03.05.2020

The COVID-19 pandemic as a wake-up call: Social protection systems for all

Shahra Razavi expertly narrates what is happening as we face a global crisis, how it is deeply affecting the health sector, work, and the economy, and how it acts as a wake up call for all to adopt social protection floors.

The COVID-19 pandemic has laid bare the profound insecurities and inequalities around the world, most immediately in terms of access to quality health care. A staggering 40 percent of the world’s population is not affiliated to a health coverage scheme, having to resort to regressive out-of-pocket payments to access health services, pushing many into poverty. This means that many simply lack the means to seek treatment when they are sick – including when they have highly contagious diseases like COVID-19.  

Given the years of under-investment in public health services, staff shortages are endemic around the world, while wages and working conditions have been insufficient to guarantee quality care and public trust in the health system. Comprising 70 percent of the health workforce, women count among the workers now deemed essential, but many are over-worked and underpaid, working without adequate personal protective equipment, and at high risk of exposure to the virus.  Globally, nearly 40 percent of the labour force has no legal entitlement to sickness benefits. The proportion with effective coverage may be even smaller, compelling many to choose between endangering personal and public health and going to work in order to pay their bills. 

With the measures put in place to contain the spread of the virus, what began as a health pandemic has now morphed into an unprecedented economic recession, on a scale not seen since the Great Depression. According to the International Labour Organization (ILO), hundreds of thousands of jobs are now in peril. And yet only one in five unemployed people worldwide can count on unemployment benefits.  Even in high-income countries that are able to provide sizeable stimulus measures, one-off payments not only provide less than a month’s living wage but also exclude millions of taxpaying undocumented immigrants.

As the crisis spreads to developing countries where the bulk of the working age population is in the informal economy without social protection coverage, guaranteeing income security and access to health care becomes a formidable challenge, both financially and administratively as most of the people in need are not part of any registry or database. Without pro-active government efforts to support self-employed workers and small and medium-sized enterprises in affected sectors to stay in business and retain their workers, there is a risk of massive lay-offs and social dislocation.
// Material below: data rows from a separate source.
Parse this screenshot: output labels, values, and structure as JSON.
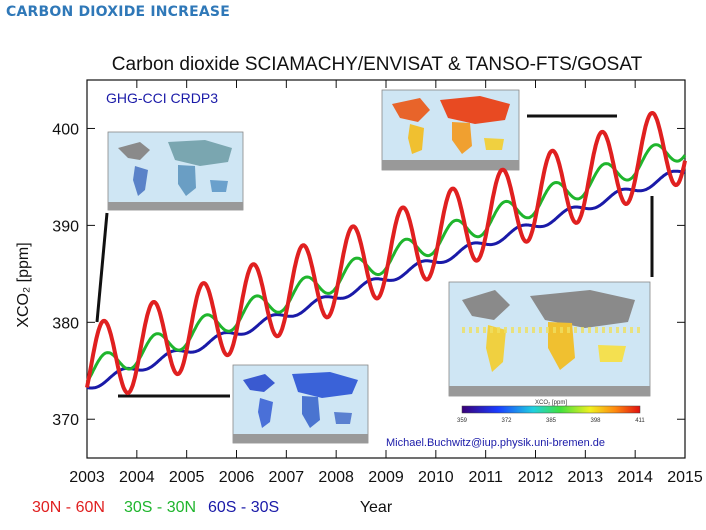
{
  "header": {
    "label": "CARBON DIOXIDE INCREASE"
  },
  "chart_data": {
    "type": "line",
    "title": "Carbon dioxide SCIAMACHY/ENVISAT & TANSO-FTS/GOSAT",
    "subtitle": "GHG-CCI CRDP3",
    "xlabel": "Year",
    "ylabel": "XCO₂ [ppm]",
    "xlim": [
      2003,
      2015
    ],
    "ylim": [
      366,
      405
    ],
    "x_ticks": [
      2003,
      2004,
      2005,
      2006,
      2007,
      2008,
      2009,
      2010,
      2011,
      2012,
      2013,
      2014,
      2015
    ],
    "y_ticks": [
      370,
      380,
      390,
      400
    ],
    "credit": "Michael.Buchwitz@iup.physik.uni-bremen.de",
    "legend_position": "bottom-left",
    "series": [
      {
        "name": "30N - 60N",
        "color": "#e02020",
        "trend_start": 375.3,
        "growth_per_year": 1.95,
        "seasonal_amplitude": 4.2,
        "peak_phase": 0.33
      },
      {
        "name": "30S - 30N",
        "color": "#1fb52d",
        "trend_start": 374.8,
        "growth_per_year": 1.95,
        "seasonal_amplitude": 1.3,
        "peak_phase": 0.38
      },
      {
        "name": "60S - 30S",
        "color": "#1a1aa8",
        "trend_start": 373.4,
        "growth_per_year": 1.85,
        "seasonal_amplitude": 0.45,
        "peak_phase": 0.7
      }
    ],
    "colorbar": {
      "label": "XCO₂ [ppm]",
      "tick_labels": [
        "359",
        "372",
        "385",
        "398",
        "411"
      ]
    }
  }
}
One of the lessons of the crisis is that targeted cash transfers, while certainly part of the necessary response, are not sufficient when large segments of the population – beyond the so-called poor and vulnerable – are affected and at risk of poverty.  

The loss of life, human suffering and the profound economic and social repercussions that societies are facing due to the pandemic, should spur governments to invest more in social protection systems, including floors, which they unanimously pledged to build in 2012 when they adopted the ILO’s Social Protection Floors Recommendation (No. 202) in a tripartite consensus. By expanding access to health services, sickness benefits, unemployment protection, social assistance and other social protection benefits, government action can not only save lives and livelihoods, but it can also generate large positive multiplier effects on the economy and support social and political stability. 
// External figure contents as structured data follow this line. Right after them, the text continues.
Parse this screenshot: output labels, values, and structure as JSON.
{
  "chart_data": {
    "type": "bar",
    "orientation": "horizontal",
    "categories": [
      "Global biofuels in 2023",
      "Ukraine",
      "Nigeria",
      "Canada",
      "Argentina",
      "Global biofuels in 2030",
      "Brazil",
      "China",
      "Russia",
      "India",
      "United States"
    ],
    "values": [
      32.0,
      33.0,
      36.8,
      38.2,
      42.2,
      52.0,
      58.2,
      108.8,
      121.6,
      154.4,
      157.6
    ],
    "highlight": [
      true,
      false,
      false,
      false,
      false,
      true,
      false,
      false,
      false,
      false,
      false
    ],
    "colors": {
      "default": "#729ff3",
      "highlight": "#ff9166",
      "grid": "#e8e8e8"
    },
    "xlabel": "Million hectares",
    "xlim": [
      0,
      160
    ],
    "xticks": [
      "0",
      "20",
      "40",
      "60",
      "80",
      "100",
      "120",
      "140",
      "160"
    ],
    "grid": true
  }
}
Developed countries are in a relatively strong position to provide the fiscal outlays needed to respond to the crisis by investing in their health and social protection systems. Developing countries, however, have been seeing major capital outflows as well as sharp declines in revenues from exports and tourism. They could put in place a range of measures to facilitate domestic resource mobilization, through progressive wealth and income taxes, complemented by measures that require global coordination, such as corporate tax reforms aimed at ensuring that multinationals contribute their fair share to public coffers. However, some of these measures would take time to have an effect, and with the pandemic already decimating incomes and livelihoods, speed is of the essence.  

Calls for a temporary moratorium on developing countries’ external debt and a massive increase in the issuance of Special Drawing Rights (SDRs) by the International Monetary Fund (IMF), are among the measures being proposed to increase developing countries’ fiscal space. Better coordination is also necessary to ensure that resources allocated to social protection are used equitably and efficiently and provide coverage for the so-called “missing middle” of workers and small businesses in the informal economy.  

Evidence from previous crises shows that countries that have effective health and social protection systems in place that provide universal coverage are better placed to respond to sudden shocks and crises. The call to “build back better” means using the momentum created by the current crisis to make rapid progress toward collectively financed, comprehensive, and universal social protection systems, rather than market-based solutions for those who can afford it and porous safety nets for the poor. Furthermore, the COVID-19 crisis has highlighted the crucial need for societies to recognize and invest in the parts of economy that are “essential” to care for human beings, including universal health care, childcare and long-term care services. 

Strengthening national social protection systems through a nationally defined social protection floor, that guarantees access to health care and at least a basic level of income security throughout the life course and is developed through inclusive social dialogue involving workers and employers' organisations is critical. By ensuring the right to social security for all, it can help us weather the current crisis and stand us in good stead when the next crisis comes. 

About the author

Shahra Razavi is the Director of the Social Protection Department at the International Labour Organization (ILO). Before joining the ILO in February 2020 she was head of Research & Data at UN Women, and prior to that Senior Researcher at UNRISD.